Posted on January 24th, 2008 by blue collar scientist

The LIGO team recently reported that LIGO, the Laser Interferometer Gravitational-Wave Observatory, has failed to detect gravitational waves from a gamma ray burst. Gamma-ray bursts are the most luminous phenomenon in the universe since the big bang. The favored hypothesis for the cause of most GRBs is the collapse and merger of two compact, massive objects; but there are many other possible explanations.

On February 1, 2007, the Konus-Wind, Integral, Messenger, and Swift satellites, each carrying gamma ray burst detection instruments, reported a short-duration burst in the direction of one of M31’s spiral arms. The high energy and brief duration of the burst suggested that the GRB was caused by a merger of neutron stars or black holes, and the direction suggested it had occurred in a nearby galaxy. If these hypotheses were true, the event should have led to gravitational waves that LIGO should have easily detected.

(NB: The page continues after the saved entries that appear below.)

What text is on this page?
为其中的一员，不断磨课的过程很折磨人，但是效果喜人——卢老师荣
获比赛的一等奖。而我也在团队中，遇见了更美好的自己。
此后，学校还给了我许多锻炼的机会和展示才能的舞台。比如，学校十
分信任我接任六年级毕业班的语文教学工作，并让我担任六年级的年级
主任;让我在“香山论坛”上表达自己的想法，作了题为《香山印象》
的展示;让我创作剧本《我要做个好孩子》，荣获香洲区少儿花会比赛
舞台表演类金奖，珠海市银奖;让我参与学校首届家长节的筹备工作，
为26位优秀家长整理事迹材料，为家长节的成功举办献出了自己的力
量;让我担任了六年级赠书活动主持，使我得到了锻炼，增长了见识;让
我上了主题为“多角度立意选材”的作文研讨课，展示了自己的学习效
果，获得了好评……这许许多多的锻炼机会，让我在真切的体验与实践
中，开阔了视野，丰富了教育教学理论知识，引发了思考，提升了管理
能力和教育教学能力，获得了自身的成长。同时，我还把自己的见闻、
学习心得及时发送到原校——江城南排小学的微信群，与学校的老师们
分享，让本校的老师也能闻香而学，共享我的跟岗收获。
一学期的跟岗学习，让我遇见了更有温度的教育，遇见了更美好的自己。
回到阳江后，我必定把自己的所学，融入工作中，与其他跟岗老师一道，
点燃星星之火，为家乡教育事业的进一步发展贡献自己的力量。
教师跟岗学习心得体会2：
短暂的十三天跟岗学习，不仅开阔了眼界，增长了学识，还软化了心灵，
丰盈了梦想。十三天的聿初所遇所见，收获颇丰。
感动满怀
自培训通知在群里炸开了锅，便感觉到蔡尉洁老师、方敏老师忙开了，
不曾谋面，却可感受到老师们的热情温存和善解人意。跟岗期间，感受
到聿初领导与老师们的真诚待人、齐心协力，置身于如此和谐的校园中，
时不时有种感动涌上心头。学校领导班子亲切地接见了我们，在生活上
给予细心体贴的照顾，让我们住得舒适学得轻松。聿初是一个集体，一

But LIGO, the Laser Interferometer Gravitational-Wave Observatory, failed to detect gravitational waves at the time of this event. This means that either:

  1. the burst actually occurred in a distant galaxy in the same direction as M31;
  2. the burst did occur in M31 but was not the result of a compact massive object merger.

Some scientists seem to favor the second explanation. Neil Gehrels, the lead scientist of the SWIFT mission, says “We are still baffled by short GRBs. The LIGO observation gives a tantalizing hint that some short GRBs are caused by soft gamma repeaters. It is an important step forward.”

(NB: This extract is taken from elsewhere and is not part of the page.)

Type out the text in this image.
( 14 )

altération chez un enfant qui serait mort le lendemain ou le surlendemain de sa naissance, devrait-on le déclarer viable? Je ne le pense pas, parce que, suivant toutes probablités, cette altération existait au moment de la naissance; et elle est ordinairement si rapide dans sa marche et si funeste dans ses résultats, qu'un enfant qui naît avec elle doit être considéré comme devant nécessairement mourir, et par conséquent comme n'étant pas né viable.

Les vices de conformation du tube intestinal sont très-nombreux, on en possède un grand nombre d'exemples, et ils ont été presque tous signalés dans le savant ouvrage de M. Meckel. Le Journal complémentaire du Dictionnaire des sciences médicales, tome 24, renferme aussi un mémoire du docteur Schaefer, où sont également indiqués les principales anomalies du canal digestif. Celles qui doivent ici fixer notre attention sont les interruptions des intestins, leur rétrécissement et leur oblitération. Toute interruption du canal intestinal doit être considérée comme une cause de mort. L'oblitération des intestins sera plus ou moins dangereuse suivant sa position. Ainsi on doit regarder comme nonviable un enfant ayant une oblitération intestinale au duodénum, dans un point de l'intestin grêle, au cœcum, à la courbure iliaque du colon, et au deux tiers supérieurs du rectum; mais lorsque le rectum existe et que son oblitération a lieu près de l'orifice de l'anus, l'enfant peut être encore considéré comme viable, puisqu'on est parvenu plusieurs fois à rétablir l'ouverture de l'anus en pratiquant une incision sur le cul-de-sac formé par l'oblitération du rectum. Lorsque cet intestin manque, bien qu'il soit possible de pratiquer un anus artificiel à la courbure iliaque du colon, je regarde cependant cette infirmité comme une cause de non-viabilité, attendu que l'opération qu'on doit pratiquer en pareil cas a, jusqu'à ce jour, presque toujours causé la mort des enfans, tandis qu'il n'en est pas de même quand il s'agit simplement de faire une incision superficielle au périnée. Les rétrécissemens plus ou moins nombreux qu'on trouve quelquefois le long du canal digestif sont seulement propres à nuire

Some reports seem to suggest that LIGO’s result means that short-duration, high-energy GRBs are never caused by massive compact object mergers. That’s overstating the significance of these results. This represents an important incremental step forward, but it will take many such observations before it becomes clear whether any hypotheses have to be abandoned or upgraded.

Still, this is the first science from a brand new frontier - gravitational waves. We can expect in the coming years that this new discipline will have a big impact on the science of GRBs.